Sacramento where we spent four hours chained in the county jail and held 24

hours before we could speak to counsel, " Davidson said. " Now I'm facing 10 to 15

years in prison and I'm 53 years old. It's unbelievable. "

 

 

 

Steph Sherer, executive director of the national medical marijuana coalition,

Americans for Safe Access, disputed the allegation that Davidson and Blake

possessed 60 pounds of processed marijuana.
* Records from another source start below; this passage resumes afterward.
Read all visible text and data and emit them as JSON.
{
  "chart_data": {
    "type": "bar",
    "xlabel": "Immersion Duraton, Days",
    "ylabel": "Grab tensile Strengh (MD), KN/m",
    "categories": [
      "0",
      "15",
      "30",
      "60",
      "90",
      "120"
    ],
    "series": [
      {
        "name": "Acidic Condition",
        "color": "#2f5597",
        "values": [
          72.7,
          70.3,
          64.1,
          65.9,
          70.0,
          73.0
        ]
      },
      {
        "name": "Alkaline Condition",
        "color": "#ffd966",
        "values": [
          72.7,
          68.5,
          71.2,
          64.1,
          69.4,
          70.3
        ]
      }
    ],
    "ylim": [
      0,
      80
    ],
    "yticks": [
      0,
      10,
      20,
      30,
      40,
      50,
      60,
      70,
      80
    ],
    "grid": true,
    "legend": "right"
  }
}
Sherer says discovery in the case

indicates that prosecutors weighed sticks, stems, leaf cuttings and even root

balls to arrive at the 60-pound figure – a tactic employed by some investigators

to inflate the weight of seized marijuana.

 

 

 

" This appears to be a spiteful investigation on behalf of the DA, paid for by

the taxpayers of California, and if Strom would like to keep her job, she should

respect the laws of the state, " said Sherer. " If she did not believe this was a

medical case she should have taken it to state court, and not handed over two

citizens of California to the federal government for a 10-year mandatory

sentence. "

 

 

 

Sherer adds that Davidson and Blake's cases fall under a recent ruling by the

Ninth U.S. Circuit Court of Appeals, which found that if the marijuana is not

purchased, transported across state lines, or used non-medically, the federal

government has no jurisdiction to prosecute medical marijuana patients in

California and other states.

 

 

 

Davidson, who says he's never been arrested or sold marijuana, is currently free

on a $50,000 federal and $20,000 state bail, as is Blake.

 

 

 

" I've worked my whole life as a retail business owner and I was set for

semi-retirement and now I'm ruined, " Davidson says. " I am nearly flat broke and

I will be before this is done. "

 

 

 

Ann Harrison is a freelance reporter working in the Bay Area.